Venus d’Algérie, de France et certains de bien plus loin, ses camarades, ses amis étaient nombreux, très nombreux ce lundi 29 juillet pour rendre un ultime hommage à Henri Alleg, dans ce cimetière du Père-Lachaise où sont inhumés quelques-uns des meilleurs fils et filles de France et dont les murs portent encore les traces de la sanglante répression de la Commune de Paris.
Combien d’années de prison totalisait cette foule qui se pressait dans la salle de la Coupole et sur son parvis ? Que de dévouement, d’abnégation, de sacrifices consentis par ces femmes et ces hommes qui furent des acteurs du grand mouvement de décolonisation qui marqua le XXe siècle. Ils avaient tenu à accompagner Henri qui porta si loin, si haut l’engagement des Communistes en faveur de l’émancipation des Peuples et exprima dans La Question, avec une hallucinante sobriété, l’indicible réalité de la torture. Ce bouleversant témoignage personnel d’Henri Alleg est à la guerre d’Algérie, ce que Si c’est un homme de Primo Lévy est à l’univers concentrationnaire nazi.
Devant une photographie représentant le couple inséparable que formèrent Gilberte récemment disparue et Henri, chacun des intervenants dit avec ses mots, ce que le Peuple algérien doit au dirigeant communiste et au journaliste d’Alger Républicain puis de l’Humanité et l’exemple de courage et de lucidité qu’il lègue à chacun de nous.
Evènement exceptionnel dont on mesurera la portée politique, le Président Abdelaziz Bouteflika avait tenu adresser un message lu par ses enfants, dans lequel il indique : « Henri Alleg laissera le souvenir d’un homme de conviction, épris des idéaux de paix, de justice sociale, de progrès, de liberté et d’émancipation des peuples. » Pierre Laurent, le secrétaire national du Parti Communiste Français, évoqua « le communiste d’Algérie, le communiste de France, le communiste tout court » et réaffirma la nécessité pour l’Etat français de « reconnaître enfin la torture en Algérie. » William Sportisse, au nom du PADS dont la présence avait été saluée par Pierre Laurent, rappela l’engagement d’Henri et des communistes algériens pour l’indépendance de l’Algérie, alors que le peuple algérien était contraint de répondre à « la violence coloniale par la violence révolutionnaire ». On entendit ensuite Alban Liechti, le soldat du refus au nom de l’ACCA, Gérard Tronel pour le Comité Audin et, moment d’intense émotion, la voix de Mumia Abu-Jamal qui, depuis sa prison, salua le courage d’Henri Alleg : « Quoi qu’il puisse endurer, il [Henri, ndlr] préférait mourir plutôt que de trahir ses amis et ses camarades». André et Jean ses fils nous firent part de souvenirs, d’anecdotes qui nous le rendirent plus proche encore.
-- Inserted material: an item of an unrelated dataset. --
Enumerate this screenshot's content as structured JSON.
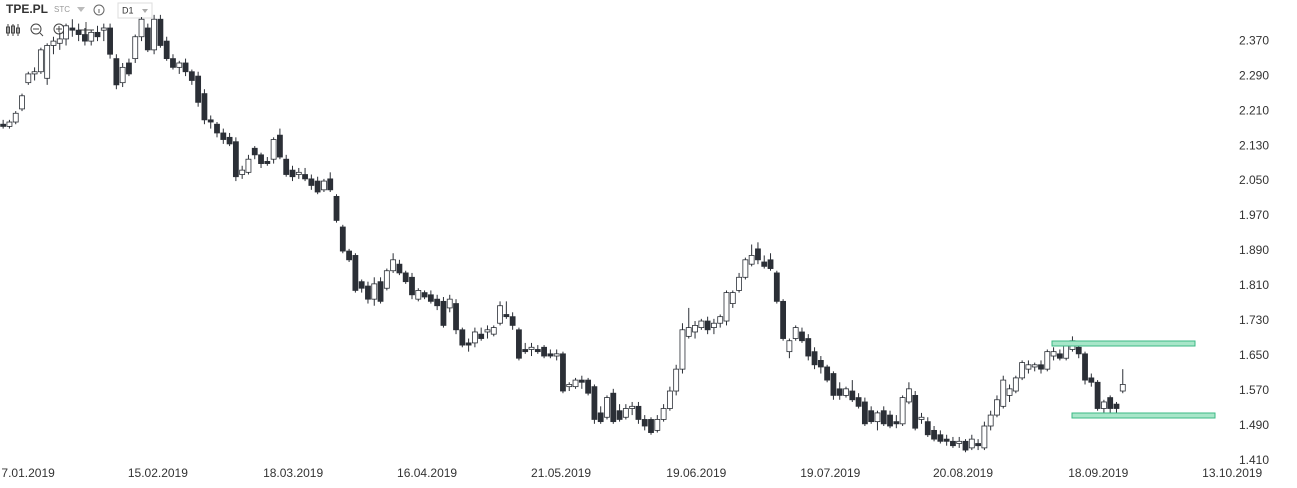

Bien évidemment, une telle cérémonie ne pouvait se dérouler sans que soient évoqués l’Union Soviétique et le « camp socialiste ». C’est en effet en Tchécoslovaquie qu’Henri fut accueilli et soigné après s’être évadé de prison. Ils nous dirent sa souffrance, lorsqu’au 20e congrès du PCUS furent révélés les crimes de Staline. Il ne fit pour autant jamais chorus avec les ennemis du communisme.
Henri Alleg, l’internationaliste, aimait la musique et c’est par des chansons des Peuples du monde, saluées par les you-you des femmes présentes, que se termina la cérémonie. Bien des yeux étaient embués en écoutant « Au-devant de la vie » et le chant des partisans soviétiques et, quand le cercueil porté à dos d’hommes gravit les marches de la Coupole, spontanément il fut salué par l'Internationale chantée en arabe …
Au fil des rencontres, outre les personnes mentionnées plus haut (la foule était telle, qu’on voudra bien nous pardonner nos oublis), nous avons noté la présence de M. l’Ambassadeur d’Algérie, du Ministre Montebourg, de Patrick Le Hyaric, directeur du journal l’Humanité, du sénateur communiste du Rhône Guy Fischer, de Mme Catherine Margaté, maire communiste de Malakoff, de Zoheir Bessa directeur et de plusieurs membres de l’équipe d’Alger Républicain, des historiens Omar Carrier et Alain Ruscio, du réalisateur de cinéma Merzach Allouach, de Jacques Fath, de Jacques Choukroun et de plusieurs journalistes de la presse écrite et de la télévision algériennes…Notre association France-El Djazaïr était représentée par Jean Asselmeyer, Guy Lauzy et Bernard Deschamps.